Interview Questions & Answers (Easy → Hard)

Easy

  1. What is an API key?
    A: Plain: a credential for scripts/services. Deep: should be scoped, rotated, and monitored like passwords.
  2. Why is least privilege important?
    A: Plain: limits damage. Deep: over-scoped tokens turn small leaks into full compromise.
  3. Where should keys be stored?
    A: Plain: in a vault. Deep: never in code, never in client bundles; use secret managers and access controls.
  4. Do keys expire?
    A: Plain: ideally yes. Deep: expiry + rotation reduces long-term breach impact.
  5. Should we store raw keys in DB?
    A: Plain: no. Deep: store hashes; show raw key once at creation.
  6. What is per-token revocation?
    A: Plain: disable one key. Deep: revoke a single credential without killing the whole account.
  7. What do you log?
    A: Plain: usage events. Deep: IP/UA/time + tokenId; never log raw secrets.

Medium

  1. Scenario: token leaked in Git repo. Immediate steps?
    A: Plain: revoke and rotate. Deep: audit usage, rotate related secrets, add scanning and least privilege.
  2. Scenario: token has “admin” scope. Why is that bad?
    A: Plain: too much power. Deep: violates least privilege; split tokens by function and protect privileged ones with step-up approvals.
  3. Scenario: service-to-service auth. Better than static API keys?
    A: Plain: short-lived creds. Deep: mTLS/OIDC workload identity, short TTL tokens, automatic rotation.
  4. Follow-up: how do you rotate without downtime?
    A: Plain: overlap. Deep: allow two tokens/keys during rollout, then retire old; automate rollout and rollback.
  5. Scenario: keys are used from browsers. Risk?
    A: Plain: anyone can steal them. Deep: never expose server secrets to clients; use user auth + backend proxy.
  6. Follow-up: what monitoring signals matter?
    A: Plain: unusual activity. Deep: new IP/geo, spikes, unusual endpoints, failed auth patterns.
  7. Scenario: no per-token revocation. Fix?
    A: Plain: add token IDs. Deep: store token records with scopes, expiry, and revokeAt; show inventory UI/API.

Hard

  1. How do you do token hashing safely?
    A: Plain: hash and compare. Deep: store SHA-256/HMAC-based hashes; constant-time compare; treat hash as secret-equivalent.
  2. How do you design org-wide key governance?
    A: Plain: policy + tooling. Deep: rotation SLAs, secret scanning, approvals for privileged scopes, telemetry baselines.
  3. Scenario: compromised CI system leaks tokens. Response?
    A: Plain: contain and rotate. Deep: revoke all CI-issued creds, rotate secrets, audit builds, restrict secret access, add attestations.
  4. When would you use short-lived tokens instead of keys?
    A: Plain: for automation at scale. Deep: workload identity, OIDC federation, and auto-rotated credentials reduce exposure.
  5. What’s your incident runbook for leaked tokens?
    A: Plain: revoke quickly. Deep: revoke/rotate, audit usage, notify, fix root cause, and add detection to prevent recurrence.
  6. Follow-up: how do you balance UX and security for token creation?
    A: Plain: keep it simple. Deep: show once, labels/scopes, expiry defaults, and warnings for privileged scopes.

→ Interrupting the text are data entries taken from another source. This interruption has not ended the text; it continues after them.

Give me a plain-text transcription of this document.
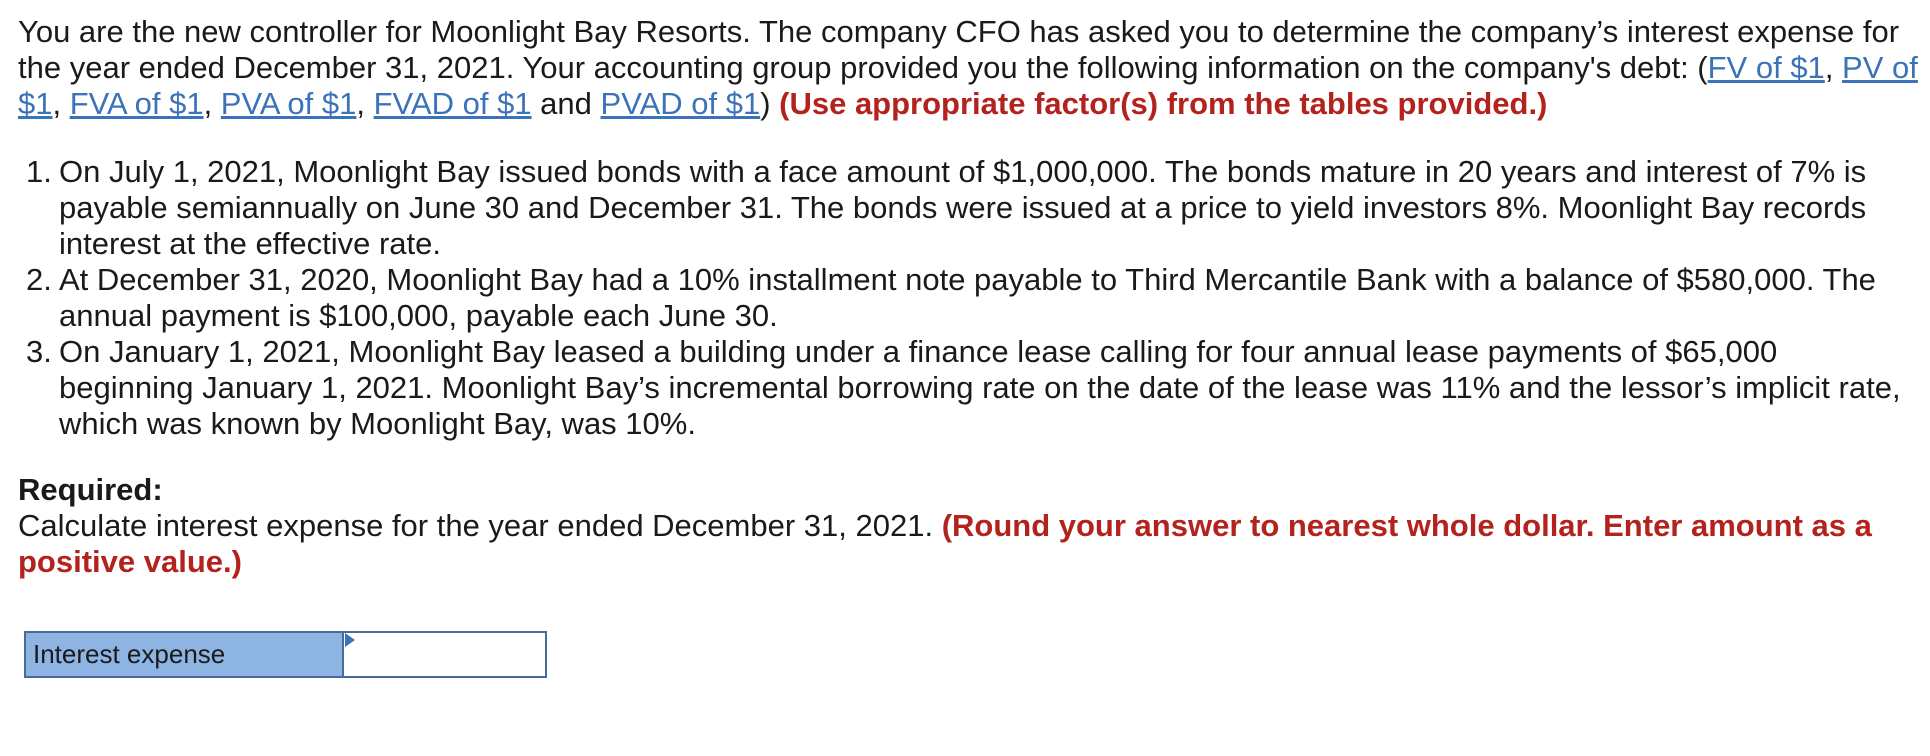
You are the new controller for Moonlight Bay Resorts. The company CFO has asked you to determine the company’s interest expense for the year ended December 31, 2021. Your accounting group provided you the following information on the company's debt: (FV of $1, PV of $1, FVA of $1, PVA of $1, FVAD of $1 and PVAD of $1) (Use appropriate factor(s) from the tables provided.)

1. On July 1, 2021, Moonlight Bay issued bonds with a face amount of $1,000,000. The bonds mature in 20 years and interest of 7% is payable semiannually on June 30 and December 31. The bonds were issued at a price to yield investors 8%. Moonlight Bay records interest at the effective rate.
2. At December 31, 2020, Moonlight Bay had a 10% installment note payable to Third Mercantile Bank with a balance of $580,000. The annual payment is $100,000, payable each June 30.
3. On January 1, 2021, Moonlight Bay leased a building under a finance lease calling for four annual lease payments of $65,000 beginning January 1, 2021. Moonlight Bay’s incremental borrowing rate on the date of the lease was 11% and the lessor’s implicit rate, which was known by Moonlight Bay, was 10%.

Required:

Calculate interest expense for the year ended December 31, 2021. (Round your answer to nearest whole dollar. Enter amount as a positive value.)

Interest expense
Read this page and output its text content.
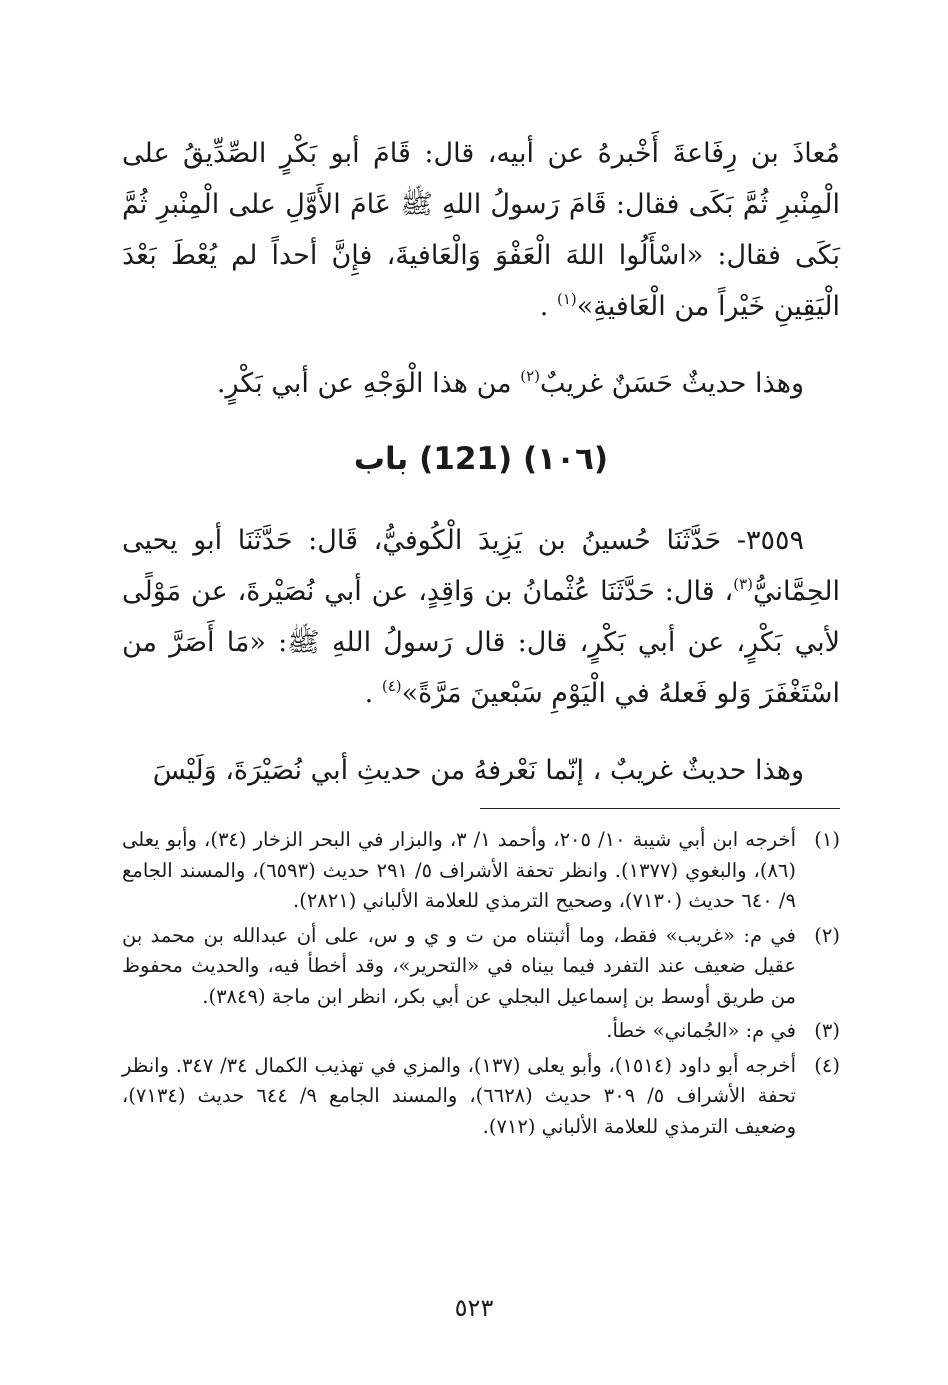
مُعاذَ بن رِفَاعةَ أَخْبرهُ عن أبيه، قال: قَامَ أبو بَكْرٍ الصِّدِّيقُ على الْمِنْبرِ ثُمَّ بَكَى فقال: قَامَ رَسولُ اللهِ ﷺ عَامَ الأَوَّلِ على الْمِنْبرِ ثُمَّ بَكَى فقال: «اسْأَلُوا اللهَ الْعَفْوَ وَالْعَافيةَ، فإِنَّ أحداً لم يُعْطَ بَعْدَ الْيَقِينِ خَيْراً من الْعَافيةِ»$^{(١)}$ .

وهذا حديثٌ حَسَنٌ غريبٌ$^{(٢)}$ من هذا الْوَجْهِ عن أبي بَكْرٍ.

(١٠٦) (121) باب

٣٥٥٩- حَدَّثَنَا حُسينُ بن يَزِيدَ الْكُوفيُّ، قَال: حَدَّثَنَا أبو يحيى الحِمَّانيُّ$^{(٣)}$، قال: حَدَّثَنَا عُثْمانُ بن وَاقِدٍ، عن أبي نُصَيْرةَ، عن مَوْلًى لأبي بَكْرٍ، عن أبي بَكْرٍ، قال: قال رَسولُ اللهِ ﷺ: «مَا أَصَرَّ من اسْتَغْفَرَ وَلو فَعلهُ في الْيَوْمِ سَبْعينَ مَرَّةً»$^{(٤)}$ .

وهذا حديثٌ غريبٌ ، إنّما نَعْرفهُ من حديثِ أبي نُصَيْرَةَ، وَلَيْسَ

(١)
أخرجه ابن أبي شيبة ١٠/ ٢٠٥، وأحمد ١/ ٣، والبزار في البحر الزخار (٣٤)، وأبو يعلى (٨٦)، والبغوي (١٣٧٧). وانظر تحفة الأشراف ٥/ ٢٩١ حديث (٦٥٩٣)، والمسند الجامع ٩/ ٦٤٠ حديث (٧١٣٠)، وصحيح الترمذي للعلامة الألباني (٢٨٢١).
(٢)
في م: «غريب» فقط، وما أثبتناه من ت و ي و س، على أن عبدالله بن محمد بن عقيل ضعيف عند التفرد فيما بيناه في «التحرير»، وقد أخطأ فيه، والحديث محفوظ من طريق أوسط بن إسماعيل البجلي عن أبي بكر، انظر ابن ماجة (٣٨٤٩).
(٣)
في م: «الجُماني» خطأ.
(٤)
أخرجه أبو داود (١٥١٤)، وأبو يعلى (١٣٧)، والمزي في تهذيب الكمال ٣٤/ ٣٤٧. وانظر تحفة الأشراف ٥/ ٣٠٩ حديث (٦٦٢٨)، والمسند الجامع ٩/ ٦٤٤ حديث (٧١٣٤)، وضعيف الترمذي للعلامة الألباني (٧١٢).
٥٢٣
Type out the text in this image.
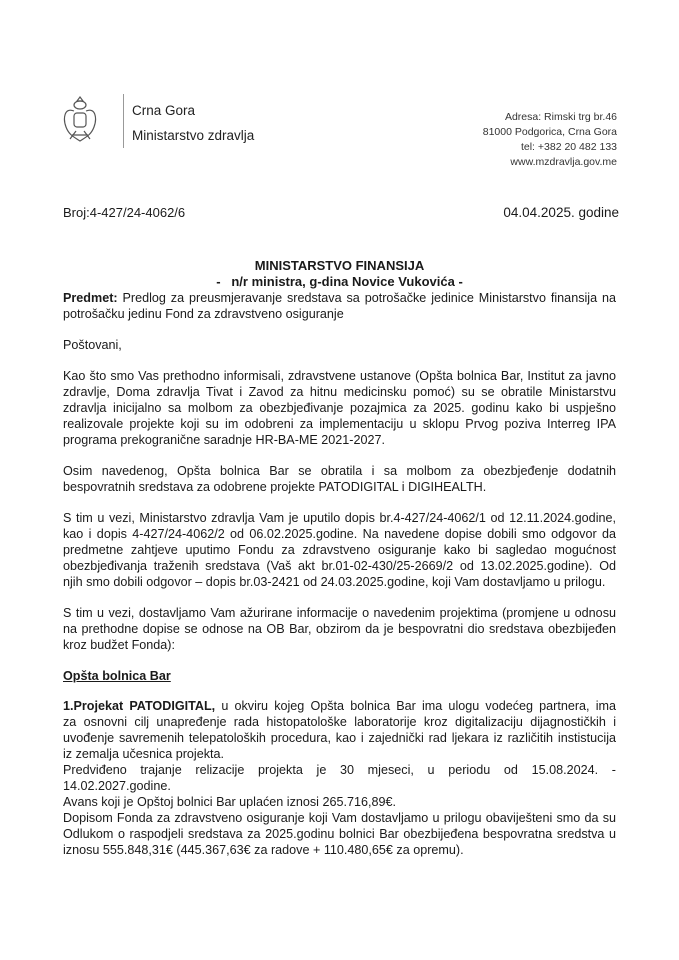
Crna Gora
Ministarstvo zdravlja
Adresa: Rimski trg br.46
81000 Podgorica, Crna Gora
tel: +382 20 482 133
www.mzdravlja.gov.me
Broj:4-427/24-4062/6	04.04.2025. godine
MINISTARSTVO FINANSIJA
-   n/r ministra, g-dina Novice Vukovića -
Predmet: Predlog za preusmjeravanje sredstava sa potrošačke jedinice Ministarstvo finansija na
potrošačku jedinu Fond za zdravstveno osiguranje
Poštovani,
Kao što smo Vas prethodno informisali, zdravstvene ustanove (Opšta bolnica Bar, Institut za javno
zdravlje, Doma zdravlja Tivat i Zavod za hitnu medicinsku pomoć) su se obratile Ministarstvu
zdravlja inicijalno sa molbom za obezbjeđivanje pozajmica za 2025. godinu kako bi uspješno
realizovale projekte koji su im odobreni za implementaciju u sklopu Prvog poziva Interreg IPA
programa prekogranične saradnje HR-BA-ME 2021-2027.
Osim navedenog, Opšta bolnica Bar se obratila i sa molbom za obezbjeđenje dodatnih
bespovratnih sredstava za odobrene projekte PATODIGITAL i DIGIHEALTH.
S tim u vezi, Ministarstvo zdravlja Vam je uputilo dopis br.4-427/24-4062/1 od 12.11.2024.godine,
kao i dopis 4-427/24-4062/2 od 06.02.2025.godine. Na navedene dopise dobili smo odgovor da
predmetne zahtjeve uputimo Fondu za zdravstveno osiguranje kako bi sagledao mogućnost
obezbjeđivanja traženih sredstava (Vaš akt br.01-02-430/25-2669/2 od 13.02.2025.godine). Od
njih smo dobili odgovor – dopis br.03-2421 od 24.03.2025.godine, koji Vam dostavljamo u prilogu.
S tim u vezi, dostavljamo Vam ažurirane informacije o navedenim projektima (promjene u odnosu
na prethodne dopise se odnose na OB Bar, obzirom da je bespovratni dio sredstava obezbijeđen
kroz budžet Fonda):
Opšta bolnica Bar
1.Projekat PATODIGITAL, u okviru kojeg Opšta bolnica Bar ima ulogu vodećeg partnera, ima
za osnovni cilj unapređenje rada histopatološke laboratorije kroz digitalizaciju dijagnostičkih i
uvođenje savremenih telepatoloških procedura, kao i zajednički rad ljekara iz različitih instistucija
iz zemalja učesnica projekta.
Predviđeno trajanje relizacije projekta je 30 mjeseci, u periodu od 15.08.2024. -
14.02.2027.godine.
Avans koji je Opštoj bolnici Bar uplaćen iznosi 265.716,89€.
Dopisom Fonda za zdravstveno osiguranje koji Vam dostavljamo u prilogu obaviješteni smo da su
Odlukom o raspodjeli sredstava za 2025.godinu bolnici Bar obezbijeđena bespovratna sredstva u
iznosu 555.848,31€ (445.367,63€ za radove + 110.480,65€ za opremu).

Exploitation progression (attacker mindset)

Checklist

Remediation playbook

  1. Kill leaks: enable secret scanning; rotate exposed tokens; scrub logs.
  2. Add scopes and least privilege defaults; split tokens by function/service.
  3. Add expiry by default + rotation workflows; encourage short-lived creds for automation.
  4. Implement hashed storage + show-once; add per-token revocation and inventory.
  5. Add monitoring + anomaly alerts; create incident runbooks for leaked tokens.